Просвещенные - [76]
Сэди:
— Глобальное потепление. Может, пора уже на всех машинах загнуть выхлопные трубы кверху, как на тракторах и внедорожниках.
Эффи:
— Да не смеши. Я не верю в глобальное потепление.
Сэди:
— Это потому, что ты работаешь на «Петрон».
Старик выкрикивает:
— Слушайте! Началось! Мы все должны быть начеку. — И давай размахивать ложкой, как будто это нож.
Эффи:
— Пап, война кончилась. Японцы проиграли.
Ракель (поворачиваясь ко мне):
— Не обращайте внимания на моего свекра.

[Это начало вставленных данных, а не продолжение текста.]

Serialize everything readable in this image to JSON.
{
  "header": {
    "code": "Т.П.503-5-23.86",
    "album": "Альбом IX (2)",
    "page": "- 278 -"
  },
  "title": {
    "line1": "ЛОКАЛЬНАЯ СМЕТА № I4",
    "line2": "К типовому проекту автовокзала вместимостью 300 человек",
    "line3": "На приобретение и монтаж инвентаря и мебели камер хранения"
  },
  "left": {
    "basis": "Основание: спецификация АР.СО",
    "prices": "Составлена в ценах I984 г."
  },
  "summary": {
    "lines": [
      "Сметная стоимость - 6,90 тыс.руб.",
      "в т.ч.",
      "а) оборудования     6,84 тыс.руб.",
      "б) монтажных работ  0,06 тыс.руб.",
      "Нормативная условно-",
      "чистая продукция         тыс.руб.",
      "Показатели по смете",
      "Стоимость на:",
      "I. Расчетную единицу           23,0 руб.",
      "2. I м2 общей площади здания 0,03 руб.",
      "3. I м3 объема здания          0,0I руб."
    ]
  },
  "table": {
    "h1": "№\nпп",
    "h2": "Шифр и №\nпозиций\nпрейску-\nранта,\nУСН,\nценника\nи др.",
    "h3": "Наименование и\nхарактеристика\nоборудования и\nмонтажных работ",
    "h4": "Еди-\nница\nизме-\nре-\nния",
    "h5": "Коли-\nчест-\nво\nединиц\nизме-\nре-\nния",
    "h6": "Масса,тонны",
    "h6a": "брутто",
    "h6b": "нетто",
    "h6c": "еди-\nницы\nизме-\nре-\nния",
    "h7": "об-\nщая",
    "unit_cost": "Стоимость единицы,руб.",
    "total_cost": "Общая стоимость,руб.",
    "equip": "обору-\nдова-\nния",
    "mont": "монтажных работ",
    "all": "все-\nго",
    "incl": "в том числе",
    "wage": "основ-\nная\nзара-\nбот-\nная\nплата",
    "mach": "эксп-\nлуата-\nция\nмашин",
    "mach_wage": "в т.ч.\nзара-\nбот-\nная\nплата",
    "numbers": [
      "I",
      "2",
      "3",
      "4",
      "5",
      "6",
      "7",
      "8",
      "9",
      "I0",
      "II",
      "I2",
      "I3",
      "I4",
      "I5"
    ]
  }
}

Он не совсем здоров. Служанки кормят его в кухне, но он любит прогуляться перед очередной ложкой.
Тоффи (перегибаясь ко мне, как шпион на шумном базаре):
— Мы называем его Адский Деда.
Ракель:
— Мигель, простите за вопрос, но мне очень интересно. Кто ваши родители?
Я рассказываю.
Ракель:
— Ах, я знала вашу мать по школе Успения. Она была на несколько лет старше. И об отце мы тоже слышали. Зачем только они сели на этот самолет!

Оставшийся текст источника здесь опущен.